Les chauffeurs de taxis manifestent à Bruxelles après "dix ans d'asphyxie"

"Les chauffeurs de taxi sont toujours confrontés à une accumulation de difficultés qui ne font qu'augmenter", affirme Jean-Paul Mbenti. Il cite notamment la hausse du prix des carburants, la pression fiscale et la "concurrence déloyale des multinationales". Selon lui, la législation actuelle ne répond pas aux besoins des chauffeurs de taxis réguliers. "Depuis dix ans, aucune alternative crédible n'a été apportée."

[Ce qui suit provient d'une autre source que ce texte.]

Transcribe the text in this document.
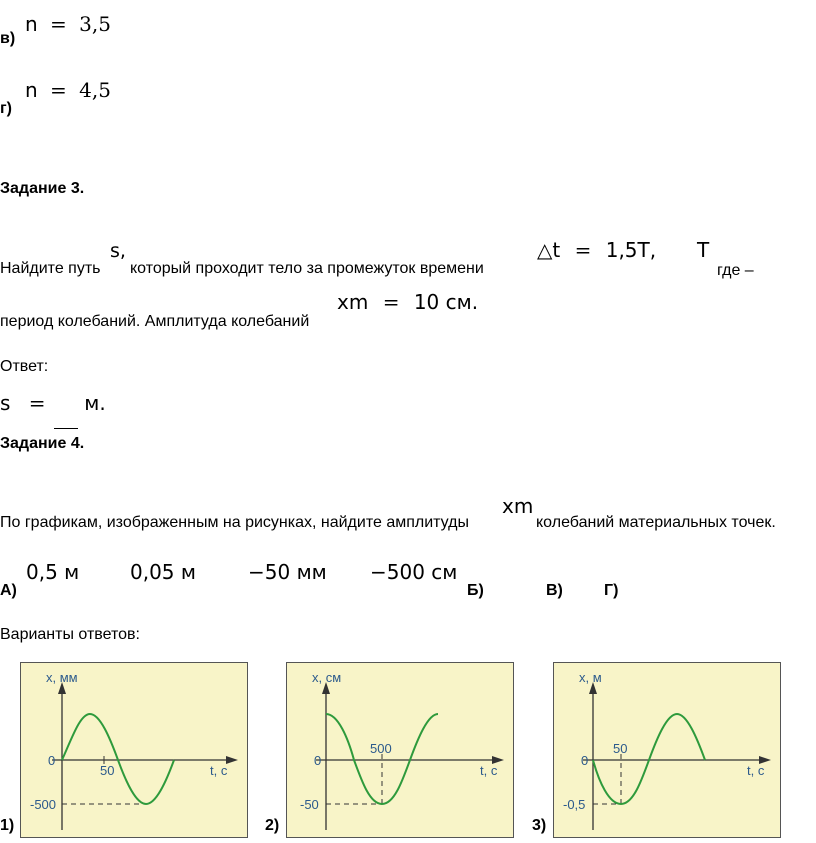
в)
n = 3,5
г)
n = 4,5
Задание 3.
Найдите путь
s,
который проходит тело за промежуток времени
△t = 1,5T, T
где –
период колебаний. Амплитуда колебаний
xm = 10 см.
Ответ:
s = м.
Задание 4.
По графикам, изображенным на рисунках, найдите амплитуды
xm
колебаний материальных точек.
А)
0,5 м	0,05 м	−50 мм −500 см
Б)	В)	Г)
Варианты ответов:
1)
x, мм
t, с
0
50
-500
2)
x, см
t, с
0
500
-50
3)
x, м
t, с
0
50
-0,5
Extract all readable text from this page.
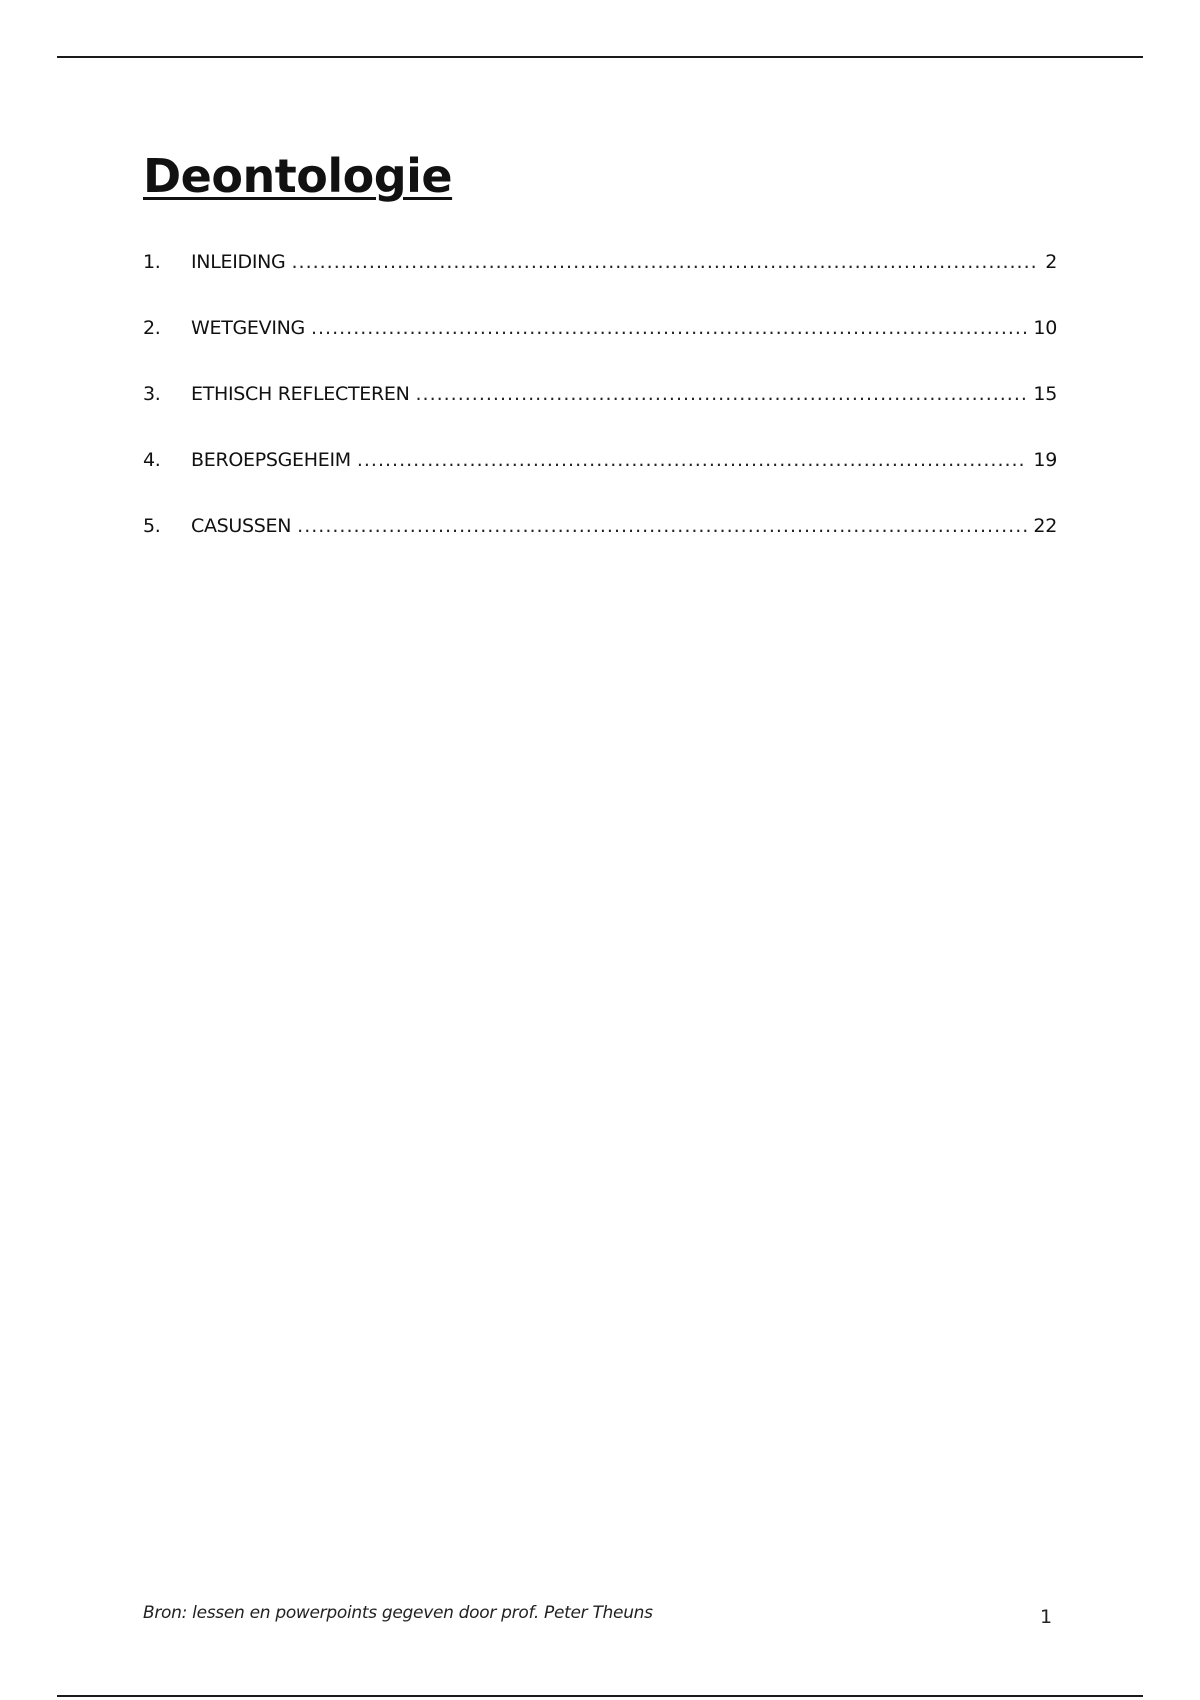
Deontologie
1.	INLEIDING .....	2
2.	WETGEVING .....	10
3.	ETHISCH REFLECTEREN .....	15
4.	BEROEPSGEHEIM .....	19
5.	CASUSSEN .....	22
Bron: lessen en powerpoints gegeven door prof. Peter Theuns	1
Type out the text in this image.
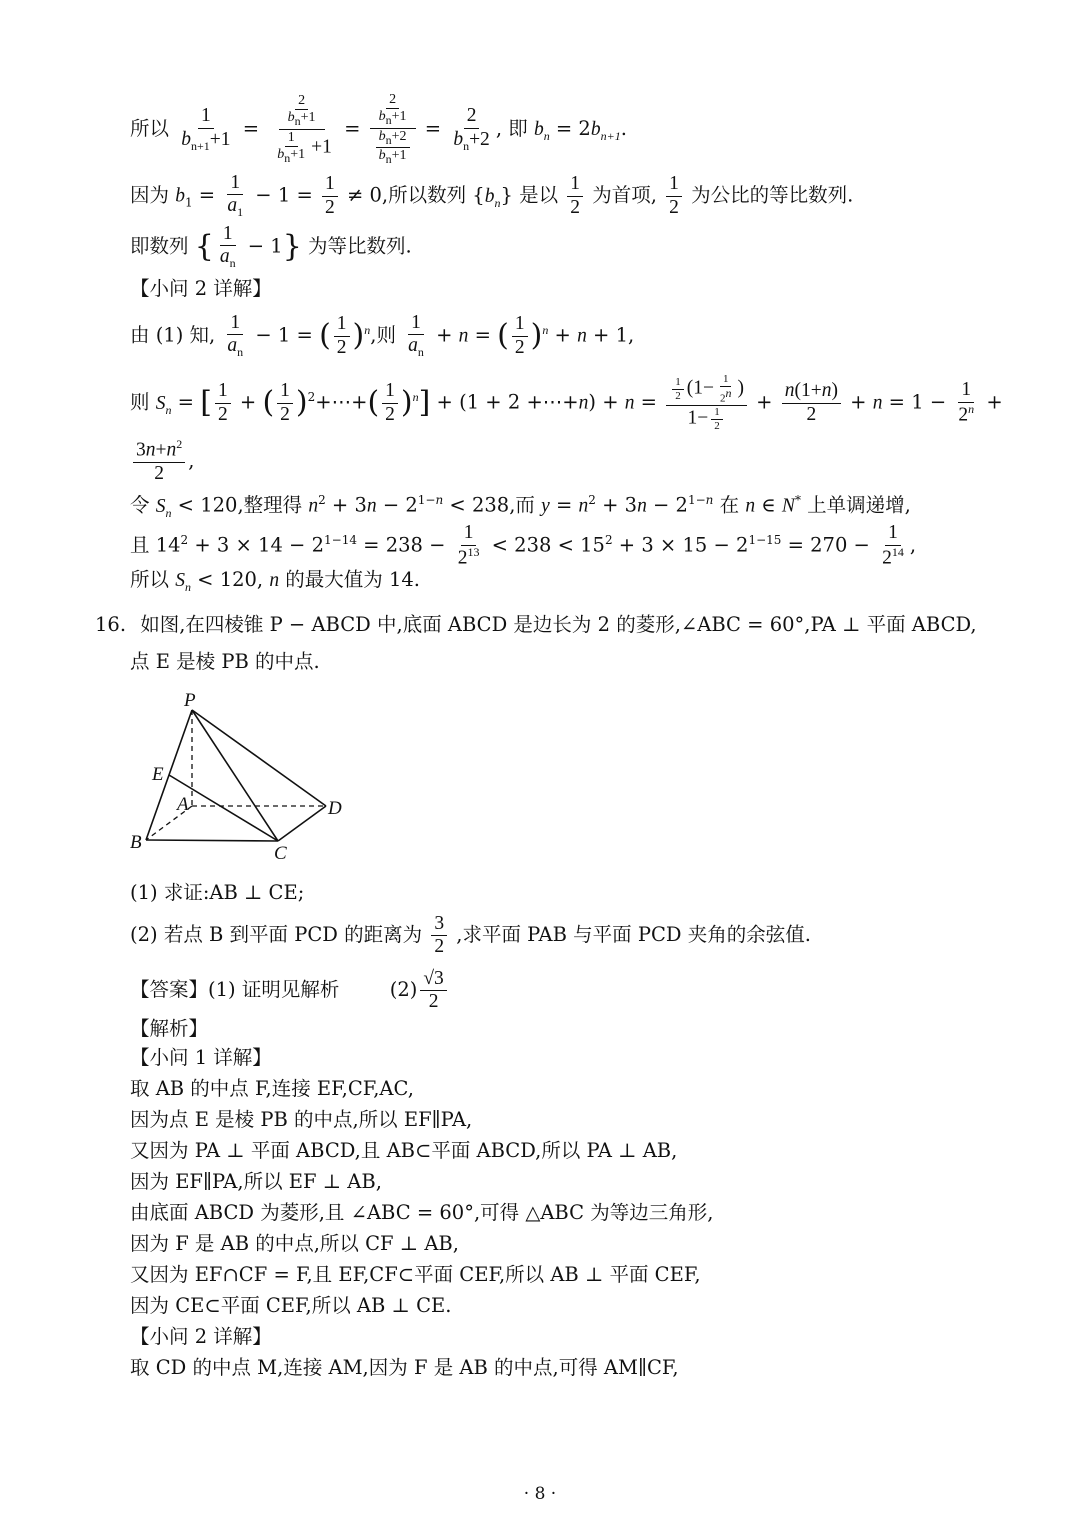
所以 $\frac{1}{b_{n+1}+1} = \frac{\frac{2}{b_n+1}}{\frac{1}{b_n+1} +1} = \frac{\frac{2}{b_n+1}}{\frac{b_n+2}{b_n+1}} = \frac{2}{b_n+2}$ , 即 $b_n = 2b_{n+1}$.
因为 $b_1 = \frac{1}{a_1} - 1 = \frac{1}{2} \ne 0$,所以数列 $\{b_n\}$ 是以 $\frac{1}{2}$ 为首项, $\frac{1}{2}$ 为公比的等比数列.
即数列 { $\frac{1}{a_n} - 1$} 为等比数列.
【小问 2 详解】
由 (1) 知, $\frac{1}{a_n} - 1$ = ( $\frac{1}{2} )^n$,则 $\frac{1}{a_n} + n$ = ( $\frac{1}{2} )^n + n + 1$,
则 $S_n$ = [ $\frac{1}{2}$ + ( $\frac{1}{2}$ )$^2$+⋯+( $\frac{1}{2} )^n] + (1 + 2$ +⋯+n) + $n = \frac{\frac{1}{2} (1- \frac{1}{2^n} )}{1- \frac{1}{2}} + \frac{n(1+n)}{2} + n = 1 - \frac{1}{2^n}$ +
$\frac{3n+n^2}{2}$ ,
令 $S_n < 120$,整理得 $n^2 + 3n - 2^{1-n} < 238$,而 $y = n^2 + 3n - 2^{1-n}$ 在 n ∈ N* 上单调递增,
且 $14^2 + 3 \times 14 - 2^{1-14} = 238 - \frac{1}{2^{13}} < 238 < 15^2 + 3 \times 15 - 2^{1-15} = 270 - \frac{1}{2^{14}}$ ,
所以 $S_n < 120$, n 的最大值为 14.
16. 如图,在四棱锥 P − ABCD 中,底面 ABCD 是边长为 2 的菱形,∠ABC = 60°,PA ⊥ 平面 ABCD,
点 E 是棱 PB 的中点.
P
E
A
B
C
D
(1) 求证:AB ⊥ CE;
(2) 若点 B 到平面 PCD 的距离为 $\frac{3}{2}$ ,求平面 PAB 与平面 PCD 夹角的余弦值.
【答案】(1) 证明见解析	$(2) \frac{√3}{2}$
【解析】
【小问 1 详解】
取 AB 的中点 F,连接 EF,CF,AC,
因为点 E 是棱 PB 的中点,所以 EF∥PA,
又因为 PA ⊥ 平面 ABCD,且 AB⊂平面 ABCD,所以 PA ⊥ AB,
因为 EF∥PA,所以 EF ⊥ AB,
由底面 ABCD 为菱形,且 ∠ABC = 60°,可得 △ABC 为等边三角形,
因为 F 是 AB 的中点,所以 CF ⊥ AB,
又因为 EF∩CF = F,且 EF,CF⊂平面 CEF,所以 AB ⊥ 平面 CEF,
因为 CE⊂平面 CEF,所以 AB ⊥ CE.
【小问 2 详解】
取 CD 的中点 M,连接 AM,因为 F 是 AB 的中点,可得 AM∥CF,
· 8 ·
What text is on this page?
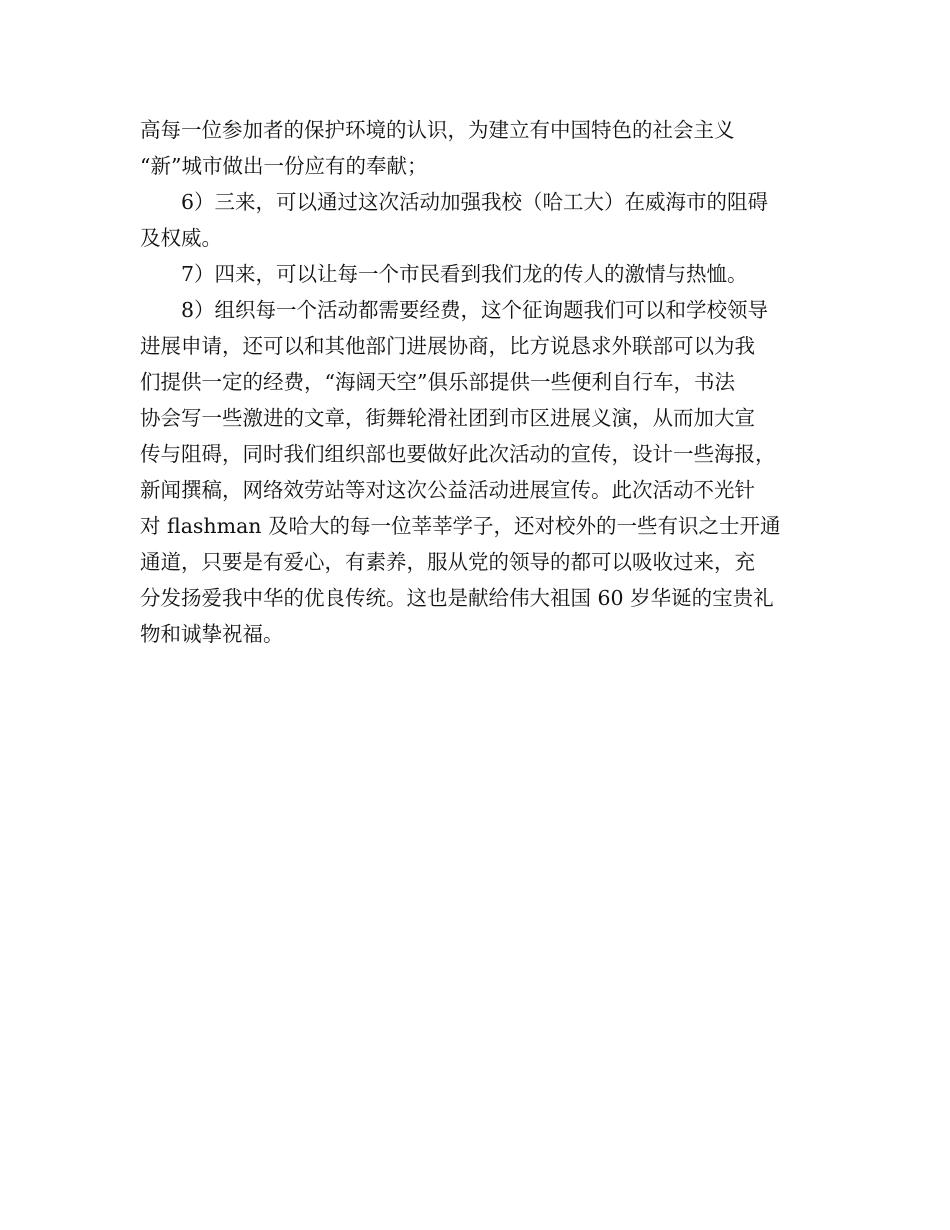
高每一位参加者的保护环境的认识，为建立有中国特色的社会主义
“新”城市做出一份应有的奉献；
6）三来，可以通过这次活动加强我校（哈工大）在威海市的阻碍
及权威。
7）四来，可以让每一个市民看到我们龙的传人的激情与热恤。
8）组织每一个活动都需要经费，这个征询题我们可以和学校领导
进展申请，还可以和其他部门进展协商，比方说恳求外联部可以为我
们提供一定的经费，“海阔天空”俱乐部提供一些便利自行车，书法
协会写一些激进的文章，街舞轮滑社团到市区进展义演，从而加大宣
传与阻碍，同时我们组织部也要做好此次活动的宣传，设计一些海报，
新闻撰稿，网络效劳站等对这次公益活动进展宣传。此次活动不光针
对 flashman 及哈大的每一位莘莘学子，还对校外的一些有识之士开通
通道，只要是有爱心，有素养，服从党的领导的都可以吸收过来，充
分发扬爱我中华的优良传统。这也是献给伟大祖国 60 岁华诞的宝贵礼
物和诚挚祝福。
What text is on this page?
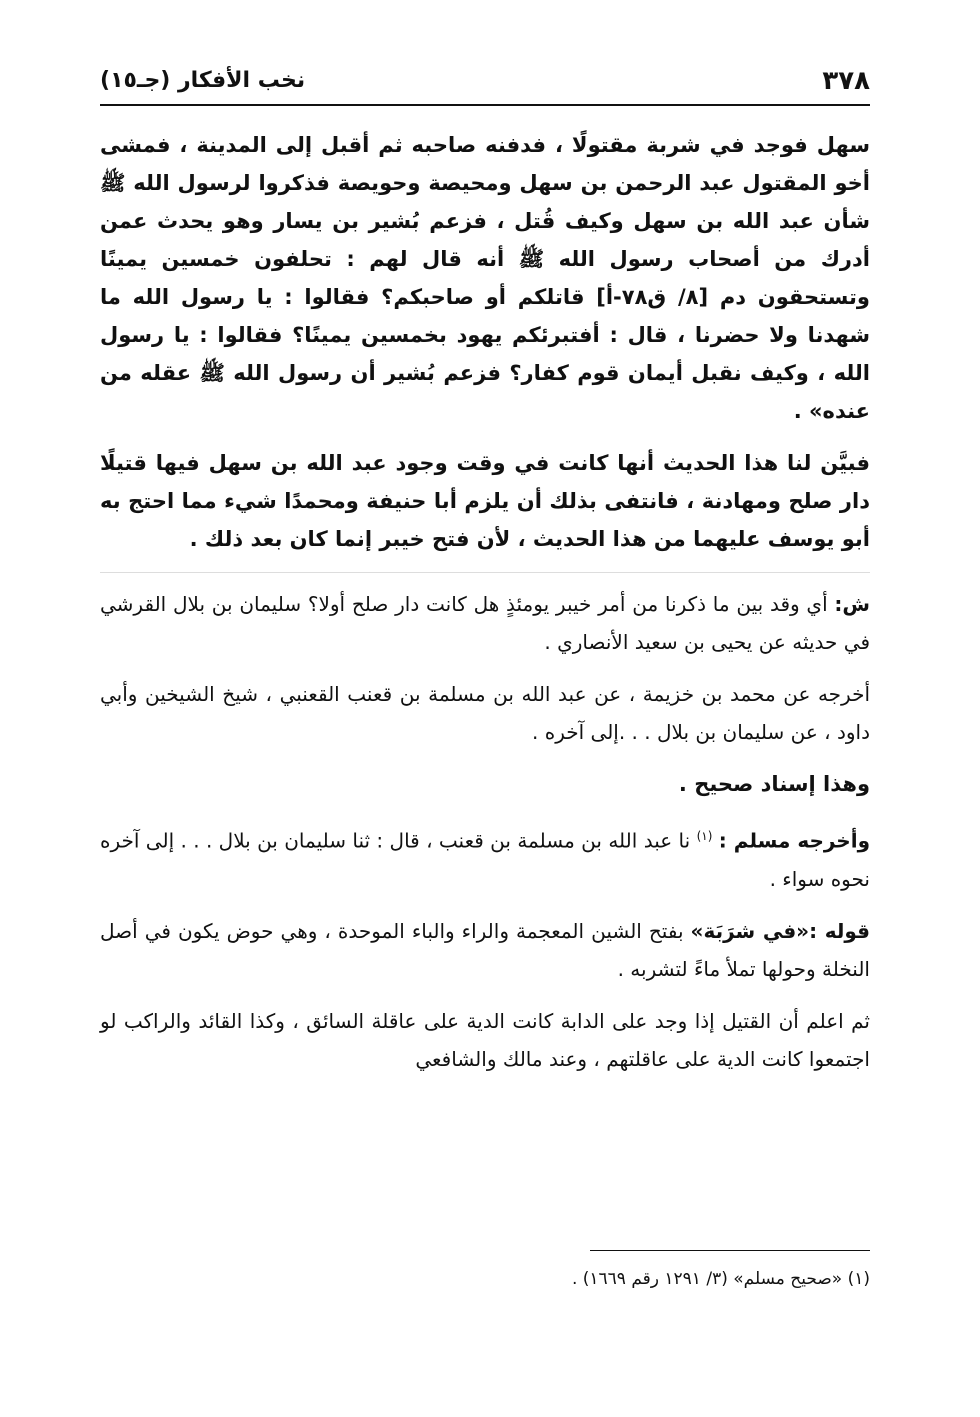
٣٧٨
نخب الأفكار (جـ١٥)

سهل فوجد في شربة مقتولًا ، فدفنه صاحبه ثم أقبل إلى المدينة ، فمشى أخو المقتول عبد الرحمن بن سهل ومحيصة وحويصة فذكروا لرسول الله ﷺ شأن عبد الله بن سهل وكيف قُتل ، فزعم بُشير بن يسار وهو يحدث عمن أدرك من أصحاب رسول الله ﷺ أنه قال لهم : تحلفون خمسين يمينًا وتستحقون دم [٨/ ق٧٨-أ] قاتلكم أو صاحبكم؟ فقالوا : يا رسول الله ما شهدنا ولا حضرنا ، قال : أفتبرئكم يهود بخمسين يمينًا؟ فقالوا : يا رسول الله ، وكيف نقبل أيمان قوم كفار؟ فزعم بُشير أن رسول الله ﷺ عقله من عنده» .

فبيَّن لنا هذا الحديث أنها كانت في وقت وجود عبد الله بن سهل فيها قتيلًا دار صلح ومهادنة ، فانتفى بذلك أن يلزم أبا حنيفة ومحمدًا شيء مما احتج به أبو يوسف عليهما من هذا الحديث ، لأن فتح خيبر إنما كان بعد ذلك .

ش: أي وقد بين ما ذكرنا من أمر خيبر يومئذٍ هل كانت دار صلح أولا؟ سليمان بن بلال القرشي في حديثه عن يحيى بن سعيد الأنصاري .

أخرجه عن محمد بن خزيمة ، عن عبد الله بن مسلمة بن قعنب القعنبي ، شيخ الشيخين وأبي داود ، عن سليمان بن بلال . . .إلى آخره .

وهذا إسناد صحيح .

وأخرجه مسلم : $^{(١)}$ نا عبد الله بن مسلمة بن قعنب ، قال : ثنا سليمان بن بلال . . . إلى آخره نحوه سواء .

قوله :«في شرَبَة» بفتح الشين المعجمة والراء والباء الموحدة ، وهي حوض يكون في أصل النخلة وحولها تملأ ماءً لتشربه .

ثم اعلم أن القتيل إذا وجد على الدابة كانت الدية على عاقلة السائق ، وكذا القائد والراكب لو اجتمعوا كانت الدية على عاقلتهم ، وعند مالك والشافعي

(١) «صحيح مسلم» (٣/ ١٢٩١ رقم ١٦٦٩) .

Les chauffeurs disent être "prisonniers d'un système" qui "asphyxie quotidiennement nos revenus". Ils reprochent également aux responsables politiques de se renvoyer continuellement la responsabilité. "Nous avons négocié, nous avons été patients, mais les mauvaises habitudes persistent. Dans cette situation, l'activité n'est pas rentable", poursuit Jean-Paul Mbenti.
Les chauffeurs se sont rassemblés vendredi matin boulevard Pachéco. Le cortège doit notamment se rendre vers le cabinet de la ministre flamande de la Mobilité Annick De Ridder (N-VA), le parlement bruxellois puis auprès du ministre-président bruxellois Boris Dilliès (MR).
D'importantes perturbations sont attendues dans le centre de Bruxelles et sur la petite ceinture. Bruxelles Mobilité recommande d'éviter de circuler en voiture vendredi dans la capitale et de privilégier les transports en commun.